At some point, we have to honestly admit to ourselves that while we understand the general thrust of this parable with our minds, our hearts are different.  Our hearts have a desperate need to believe it’s exact opposite.  We are in the constant spiritual danger of becoming like the Pharisee.  We would like to insist that the publican at least try to do better, at least do some good things, in order to stay in God’s grace.  I mean, if God’s gonna love him, accept him and shower him with the blessings of Justification all for free, then what is the point of all my good works, all my saving up, all the time and fasting and tithing I’ve done.  I’ve said to myself, “I know I’ve made mistakes, but at least I’m here at church in the middle of summer.  That should count for something shouldn’t it?  I may not be the best person in the world, but at least I know I’m not the best person in the world.  At least I’m not like the Pharisee, who’s so judgmental.  Thank you God, that I’m at least better than him.”

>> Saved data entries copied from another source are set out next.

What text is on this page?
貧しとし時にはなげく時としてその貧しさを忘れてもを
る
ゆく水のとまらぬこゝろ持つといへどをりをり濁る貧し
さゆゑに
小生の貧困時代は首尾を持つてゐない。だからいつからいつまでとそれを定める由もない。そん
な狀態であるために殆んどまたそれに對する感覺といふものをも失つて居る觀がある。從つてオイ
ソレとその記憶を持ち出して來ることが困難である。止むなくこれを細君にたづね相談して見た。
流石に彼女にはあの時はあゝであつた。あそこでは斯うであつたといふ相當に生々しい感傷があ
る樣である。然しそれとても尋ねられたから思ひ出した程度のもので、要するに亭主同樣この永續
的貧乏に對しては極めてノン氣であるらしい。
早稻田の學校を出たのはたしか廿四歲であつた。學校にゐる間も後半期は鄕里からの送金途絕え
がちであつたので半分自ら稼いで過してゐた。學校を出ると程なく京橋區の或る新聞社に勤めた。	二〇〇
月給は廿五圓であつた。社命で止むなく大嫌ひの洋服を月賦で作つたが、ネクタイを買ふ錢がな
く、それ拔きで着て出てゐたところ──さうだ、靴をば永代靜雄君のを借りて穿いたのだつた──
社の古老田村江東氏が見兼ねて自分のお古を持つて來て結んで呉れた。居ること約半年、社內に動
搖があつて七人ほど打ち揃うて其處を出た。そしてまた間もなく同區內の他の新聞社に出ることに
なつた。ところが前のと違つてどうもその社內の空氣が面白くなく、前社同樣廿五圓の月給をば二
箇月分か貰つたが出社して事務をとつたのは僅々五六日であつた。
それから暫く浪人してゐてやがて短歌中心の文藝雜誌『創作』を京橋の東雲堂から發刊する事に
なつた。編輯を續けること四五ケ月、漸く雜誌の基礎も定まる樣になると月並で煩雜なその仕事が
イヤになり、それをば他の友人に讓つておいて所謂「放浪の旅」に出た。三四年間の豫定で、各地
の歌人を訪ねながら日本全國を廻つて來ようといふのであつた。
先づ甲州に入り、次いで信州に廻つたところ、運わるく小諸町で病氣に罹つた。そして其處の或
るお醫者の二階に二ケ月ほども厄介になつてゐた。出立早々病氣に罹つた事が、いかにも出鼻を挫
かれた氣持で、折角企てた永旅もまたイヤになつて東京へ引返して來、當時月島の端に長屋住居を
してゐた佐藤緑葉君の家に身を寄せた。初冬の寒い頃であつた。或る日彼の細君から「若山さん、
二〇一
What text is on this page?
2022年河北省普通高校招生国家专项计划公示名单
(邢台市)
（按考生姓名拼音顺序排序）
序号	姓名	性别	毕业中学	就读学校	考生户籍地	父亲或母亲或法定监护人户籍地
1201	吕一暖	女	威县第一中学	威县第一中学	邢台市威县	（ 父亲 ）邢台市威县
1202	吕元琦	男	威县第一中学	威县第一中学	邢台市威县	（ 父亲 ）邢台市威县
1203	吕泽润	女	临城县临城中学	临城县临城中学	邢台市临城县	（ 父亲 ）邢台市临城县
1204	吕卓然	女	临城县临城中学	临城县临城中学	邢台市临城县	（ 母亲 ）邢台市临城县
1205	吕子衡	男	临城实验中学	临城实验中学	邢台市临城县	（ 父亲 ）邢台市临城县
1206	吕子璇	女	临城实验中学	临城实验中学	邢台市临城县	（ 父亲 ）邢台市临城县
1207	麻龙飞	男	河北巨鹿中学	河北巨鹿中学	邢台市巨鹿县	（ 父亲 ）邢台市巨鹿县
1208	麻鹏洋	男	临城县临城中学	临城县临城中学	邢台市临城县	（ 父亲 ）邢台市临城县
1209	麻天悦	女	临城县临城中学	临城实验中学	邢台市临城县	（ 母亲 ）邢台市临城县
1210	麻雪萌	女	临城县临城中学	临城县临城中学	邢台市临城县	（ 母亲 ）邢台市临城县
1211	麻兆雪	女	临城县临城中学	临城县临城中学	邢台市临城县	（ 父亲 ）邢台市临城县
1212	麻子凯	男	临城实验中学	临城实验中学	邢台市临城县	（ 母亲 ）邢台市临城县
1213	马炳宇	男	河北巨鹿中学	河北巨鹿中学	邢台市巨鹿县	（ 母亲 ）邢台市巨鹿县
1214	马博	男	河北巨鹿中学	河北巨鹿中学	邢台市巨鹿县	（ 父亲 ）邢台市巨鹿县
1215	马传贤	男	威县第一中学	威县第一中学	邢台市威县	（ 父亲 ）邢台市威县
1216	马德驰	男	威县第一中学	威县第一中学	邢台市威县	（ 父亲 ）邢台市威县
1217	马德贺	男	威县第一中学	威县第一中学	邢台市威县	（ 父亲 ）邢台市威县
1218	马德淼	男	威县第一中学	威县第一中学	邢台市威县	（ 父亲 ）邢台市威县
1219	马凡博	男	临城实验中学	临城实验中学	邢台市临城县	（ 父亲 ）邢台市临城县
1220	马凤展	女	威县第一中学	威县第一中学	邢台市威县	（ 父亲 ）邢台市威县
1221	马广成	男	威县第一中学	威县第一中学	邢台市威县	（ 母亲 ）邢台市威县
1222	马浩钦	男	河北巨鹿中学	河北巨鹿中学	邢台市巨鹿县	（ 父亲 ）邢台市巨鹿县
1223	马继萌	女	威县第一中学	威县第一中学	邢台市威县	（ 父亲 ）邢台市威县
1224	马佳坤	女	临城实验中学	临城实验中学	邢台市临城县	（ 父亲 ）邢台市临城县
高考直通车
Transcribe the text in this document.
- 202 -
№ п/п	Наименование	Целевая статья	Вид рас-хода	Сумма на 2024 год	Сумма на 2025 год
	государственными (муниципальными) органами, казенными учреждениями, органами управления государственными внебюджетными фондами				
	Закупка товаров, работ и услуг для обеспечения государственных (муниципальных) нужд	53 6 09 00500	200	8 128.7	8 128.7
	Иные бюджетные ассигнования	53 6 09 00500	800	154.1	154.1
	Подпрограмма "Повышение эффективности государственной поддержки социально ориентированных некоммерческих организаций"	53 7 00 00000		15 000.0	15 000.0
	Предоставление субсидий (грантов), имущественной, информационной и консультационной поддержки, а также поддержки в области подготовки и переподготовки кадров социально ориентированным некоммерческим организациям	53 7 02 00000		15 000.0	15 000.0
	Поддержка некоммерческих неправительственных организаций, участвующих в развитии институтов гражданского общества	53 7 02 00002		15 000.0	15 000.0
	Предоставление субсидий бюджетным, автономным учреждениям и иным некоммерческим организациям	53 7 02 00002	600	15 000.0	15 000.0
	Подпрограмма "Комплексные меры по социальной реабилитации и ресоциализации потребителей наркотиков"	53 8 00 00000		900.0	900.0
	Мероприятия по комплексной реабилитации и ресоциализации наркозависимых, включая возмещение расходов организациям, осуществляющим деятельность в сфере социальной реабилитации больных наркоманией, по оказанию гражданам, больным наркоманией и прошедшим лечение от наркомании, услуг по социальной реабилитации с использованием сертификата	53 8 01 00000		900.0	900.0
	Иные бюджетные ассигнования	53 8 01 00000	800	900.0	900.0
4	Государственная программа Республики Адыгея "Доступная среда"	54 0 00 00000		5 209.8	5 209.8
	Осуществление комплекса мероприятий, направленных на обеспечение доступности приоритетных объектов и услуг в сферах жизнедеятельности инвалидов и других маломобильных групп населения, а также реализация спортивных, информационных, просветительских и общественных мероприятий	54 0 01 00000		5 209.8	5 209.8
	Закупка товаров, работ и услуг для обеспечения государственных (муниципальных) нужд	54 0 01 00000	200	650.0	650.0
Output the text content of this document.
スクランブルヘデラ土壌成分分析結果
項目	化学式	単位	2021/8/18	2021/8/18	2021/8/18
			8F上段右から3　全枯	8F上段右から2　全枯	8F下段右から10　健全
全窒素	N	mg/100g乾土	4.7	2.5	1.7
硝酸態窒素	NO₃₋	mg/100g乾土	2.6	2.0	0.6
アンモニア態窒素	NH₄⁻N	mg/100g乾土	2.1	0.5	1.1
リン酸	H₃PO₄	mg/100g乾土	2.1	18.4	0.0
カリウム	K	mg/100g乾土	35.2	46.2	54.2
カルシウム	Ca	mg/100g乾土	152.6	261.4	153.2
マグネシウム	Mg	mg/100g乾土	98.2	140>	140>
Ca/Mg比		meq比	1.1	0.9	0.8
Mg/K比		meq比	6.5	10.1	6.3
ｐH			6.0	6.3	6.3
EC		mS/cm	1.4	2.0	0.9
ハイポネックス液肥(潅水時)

Ah, what am I to do with heart of mine, so vested in its own goodness, so bent on making its own way to God?  My spiritual deceit and pride is so pervasive, so entrenched.  How, with such a heart as mine, will I ever please God?

The answer:  You won’t.  You’ve got to let that go.  Be emptied.  Despair of yourself and your spiritual accomplishments.  Jesus Christ came for the ungodly, not the mostly godly or the semi-godly.  Jesus came to breathe life into the spiritually dead.  Not to reform the reformable and to improve the improvable.  You are no better than the Pharisee and you are no better than the publican… which is good.  It means that Christ died even for you, for publicans and Pharisees alike, for extortioners, the unjust and adulterers.  Do you have sins like the publican?  Are you afraid and ashamed?  Don’t worry.  They are forgiven.  Go to your home justified.  Are you proud of your spiritual accomplishments?  Don’t worry.  That is also forgiven.  All these weaknesses, these failures and shameful decisions, are universally covered once and for all under the blood of Jesus Christ.

The danger of the Pharisee is that he would insist that God accept his own filthy righteousness as good enough.  But not you.  For you, there is another righteousness, the perfect righteousness of Jesus Christ, a gift to you, given without cost through the Gospel.  Only this righteousness is good enough.  Open wide your hands and let go of whatever goodness you were hoping to offer to God.  Let it fall to the ground.  But, keep you hands open, open wide your mouth and receive there a righteousness that is not your own.  It is better.  It lasts forever.  And no one can take it away from you.
Eat and drink.  And then, go down to your home justified.  Amen.